Jumat, Mei 3, 2024

Menilik Kesepadanan Tanda Jasa untuk Guru Kehormatan

Nurna Eka Senja
Nurna Eka Senja
Mahasiswa Pendidikan Profesi Guru Bahasa Indonesia Universitas Islam Malang. Penyunting buku.

Sebutan guru sebagai pahlawan tanpa tanda jasa masih melekat sampai saat ini. Namun, apakah hal tersebut masih relevan untuk tetap digunakan? Mengingat di KBBI pun sudah tercantum honorarium yang berarti upah sebagai imbalan jasa di luar gaji. Berarti sejatinya perlu ada imbalan atas jasa yang diberikan seseorang. Selain itu, dengan segudang tugas yang diemban, masih pantaskah guru tidak diberi tanda jasa? Atau mungkin sudah patut untuk mendapat gaji?

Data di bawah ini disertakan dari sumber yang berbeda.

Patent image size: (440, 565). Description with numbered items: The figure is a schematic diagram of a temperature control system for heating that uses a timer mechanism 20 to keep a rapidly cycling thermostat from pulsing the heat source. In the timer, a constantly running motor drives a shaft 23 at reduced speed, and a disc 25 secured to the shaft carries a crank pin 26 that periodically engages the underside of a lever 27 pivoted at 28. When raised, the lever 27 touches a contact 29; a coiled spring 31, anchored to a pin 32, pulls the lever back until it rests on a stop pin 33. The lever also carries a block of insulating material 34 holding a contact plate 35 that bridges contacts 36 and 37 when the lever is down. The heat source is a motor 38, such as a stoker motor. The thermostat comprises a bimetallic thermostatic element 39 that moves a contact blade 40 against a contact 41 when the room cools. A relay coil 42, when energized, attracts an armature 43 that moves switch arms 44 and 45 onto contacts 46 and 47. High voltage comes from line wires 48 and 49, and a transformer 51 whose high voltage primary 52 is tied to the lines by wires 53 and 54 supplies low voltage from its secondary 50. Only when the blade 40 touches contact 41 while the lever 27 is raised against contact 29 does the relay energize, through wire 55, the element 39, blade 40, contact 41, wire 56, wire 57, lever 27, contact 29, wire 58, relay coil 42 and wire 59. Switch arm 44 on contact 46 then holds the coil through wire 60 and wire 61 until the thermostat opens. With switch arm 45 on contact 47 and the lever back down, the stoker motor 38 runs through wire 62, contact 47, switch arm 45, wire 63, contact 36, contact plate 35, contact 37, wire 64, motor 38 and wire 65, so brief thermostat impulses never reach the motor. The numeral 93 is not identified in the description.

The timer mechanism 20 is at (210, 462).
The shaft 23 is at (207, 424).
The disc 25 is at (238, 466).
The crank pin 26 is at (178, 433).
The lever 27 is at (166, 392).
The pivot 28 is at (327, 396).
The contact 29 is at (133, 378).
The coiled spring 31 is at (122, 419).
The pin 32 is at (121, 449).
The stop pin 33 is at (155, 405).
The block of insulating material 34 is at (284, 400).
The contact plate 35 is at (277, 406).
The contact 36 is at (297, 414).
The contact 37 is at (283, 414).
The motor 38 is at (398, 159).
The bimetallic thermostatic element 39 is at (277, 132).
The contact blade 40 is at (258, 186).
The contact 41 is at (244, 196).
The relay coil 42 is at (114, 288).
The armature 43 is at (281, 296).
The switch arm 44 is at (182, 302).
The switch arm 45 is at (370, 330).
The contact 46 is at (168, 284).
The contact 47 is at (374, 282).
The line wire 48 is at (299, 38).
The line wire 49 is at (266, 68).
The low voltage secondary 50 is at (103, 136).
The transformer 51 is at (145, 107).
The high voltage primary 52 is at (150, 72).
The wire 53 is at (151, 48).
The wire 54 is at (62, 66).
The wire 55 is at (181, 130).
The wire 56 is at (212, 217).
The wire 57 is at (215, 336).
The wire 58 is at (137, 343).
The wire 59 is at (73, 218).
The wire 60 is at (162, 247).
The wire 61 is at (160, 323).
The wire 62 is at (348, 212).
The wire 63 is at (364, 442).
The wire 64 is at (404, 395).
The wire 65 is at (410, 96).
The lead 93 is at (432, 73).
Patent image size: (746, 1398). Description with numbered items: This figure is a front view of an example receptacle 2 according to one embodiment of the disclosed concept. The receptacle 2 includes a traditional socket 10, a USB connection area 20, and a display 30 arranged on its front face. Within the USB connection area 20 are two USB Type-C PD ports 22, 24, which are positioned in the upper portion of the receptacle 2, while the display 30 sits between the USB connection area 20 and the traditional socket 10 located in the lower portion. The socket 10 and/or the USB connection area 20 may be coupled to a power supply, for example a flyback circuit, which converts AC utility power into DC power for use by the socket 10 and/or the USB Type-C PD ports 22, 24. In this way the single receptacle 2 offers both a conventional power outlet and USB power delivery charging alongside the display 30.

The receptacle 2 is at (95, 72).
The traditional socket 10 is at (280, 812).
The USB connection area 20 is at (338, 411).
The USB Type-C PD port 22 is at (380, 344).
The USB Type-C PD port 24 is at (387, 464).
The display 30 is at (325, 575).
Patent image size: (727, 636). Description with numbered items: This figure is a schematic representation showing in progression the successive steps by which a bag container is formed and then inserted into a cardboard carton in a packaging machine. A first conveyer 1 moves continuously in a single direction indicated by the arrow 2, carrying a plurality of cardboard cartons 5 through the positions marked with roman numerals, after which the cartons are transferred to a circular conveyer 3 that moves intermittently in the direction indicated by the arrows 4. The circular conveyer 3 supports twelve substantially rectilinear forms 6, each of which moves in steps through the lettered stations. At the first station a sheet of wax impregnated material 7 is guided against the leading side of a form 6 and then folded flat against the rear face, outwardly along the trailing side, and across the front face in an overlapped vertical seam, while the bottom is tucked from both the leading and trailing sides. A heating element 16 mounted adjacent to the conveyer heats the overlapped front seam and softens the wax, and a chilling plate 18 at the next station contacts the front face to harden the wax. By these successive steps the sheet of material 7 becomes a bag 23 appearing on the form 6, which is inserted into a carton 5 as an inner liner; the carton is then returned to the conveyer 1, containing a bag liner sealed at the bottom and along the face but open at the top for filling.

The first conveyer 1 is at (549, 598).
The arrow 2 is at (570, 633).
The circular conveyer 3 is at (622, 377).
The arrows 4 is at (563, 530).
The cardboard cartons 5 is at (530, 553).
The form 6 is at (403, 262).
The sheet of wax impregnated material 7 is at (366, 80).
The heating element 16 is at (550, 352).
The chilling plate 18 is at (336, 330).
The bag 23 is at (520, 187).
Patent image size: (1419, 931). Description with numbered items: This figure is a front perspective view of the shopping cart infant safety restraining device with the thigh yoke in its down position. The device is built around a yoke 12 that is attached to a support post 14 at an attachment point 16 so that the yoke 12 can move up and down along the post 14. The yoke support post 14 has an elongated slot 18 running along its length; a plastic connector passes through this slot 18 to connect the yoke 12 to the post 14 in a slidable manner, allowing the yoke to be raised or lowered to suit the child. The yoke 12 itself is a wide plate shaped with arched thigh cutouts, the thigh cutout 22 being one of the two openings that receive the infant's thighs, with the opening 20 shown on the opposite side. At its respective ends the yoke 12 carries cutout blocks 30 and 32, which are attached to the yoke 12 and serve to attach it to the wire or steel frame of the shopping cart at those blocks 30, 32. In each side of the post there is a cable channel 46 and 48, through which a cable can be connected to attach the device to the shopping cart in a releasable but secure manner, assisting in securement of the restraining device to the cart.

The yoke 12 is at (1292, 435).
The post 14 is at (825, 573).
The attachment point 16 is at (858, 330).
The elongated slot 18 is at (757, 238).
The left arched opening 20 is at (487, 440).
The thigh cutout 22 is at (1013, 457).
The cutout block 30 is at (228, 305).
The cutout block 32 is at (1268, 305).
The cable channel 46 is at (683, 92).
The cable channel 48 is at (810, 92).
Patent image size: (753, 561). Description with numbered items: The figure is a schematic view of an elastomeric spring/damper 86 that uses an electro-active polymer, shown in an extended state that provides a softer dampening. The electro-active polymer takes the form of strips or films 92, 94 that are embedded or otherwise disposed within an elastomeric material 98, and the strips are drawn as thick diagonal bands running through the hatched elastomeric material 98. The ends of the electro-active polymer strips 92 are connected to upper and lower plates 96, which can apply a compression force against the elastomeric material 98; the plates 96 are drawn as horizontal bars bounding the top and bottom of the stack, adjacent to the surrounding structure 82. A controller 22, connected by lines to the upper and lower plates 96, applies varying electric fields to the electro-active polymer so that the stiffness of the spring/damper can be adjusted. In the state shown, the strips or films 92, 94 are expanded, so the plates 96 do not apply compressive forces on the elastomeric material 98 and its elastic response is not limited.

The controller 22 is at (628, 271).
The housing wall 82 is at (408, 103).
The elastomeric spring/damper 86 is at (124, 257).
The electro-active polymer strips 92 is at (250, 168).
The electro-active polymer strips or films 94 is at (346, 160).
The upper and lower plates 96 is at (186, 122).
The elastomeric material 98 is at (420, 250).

Guru merupakan profesi, bidang pekerjaan yang dilandasi pendidikan keahlian tertentu. Dengan usaha mencapai keahlian ini, bukankah diperlukan biaya yang pada akhirnya juga perlu adanya kesepadanan ketika keahlian itu dibagikan? Bagi sebagian guru honorer, tanda jasa 1 juta rupiah sudah sangat besar. Masih banyak yang mendapat gaji di bawah itu. Tidak masuk akal apabila tanda jasa ini dilabeli gaji karena nominalnya saja jauh di bawah UMR. Apalagi tanda jasa tersebut belum tentu diterima tepat waktu. Padahal, honorer sendiri berarti bersifat sebagai kehormatan. Apabila yang didapat tidak mencapai titik minimum dari mana kehormatan itu diukur.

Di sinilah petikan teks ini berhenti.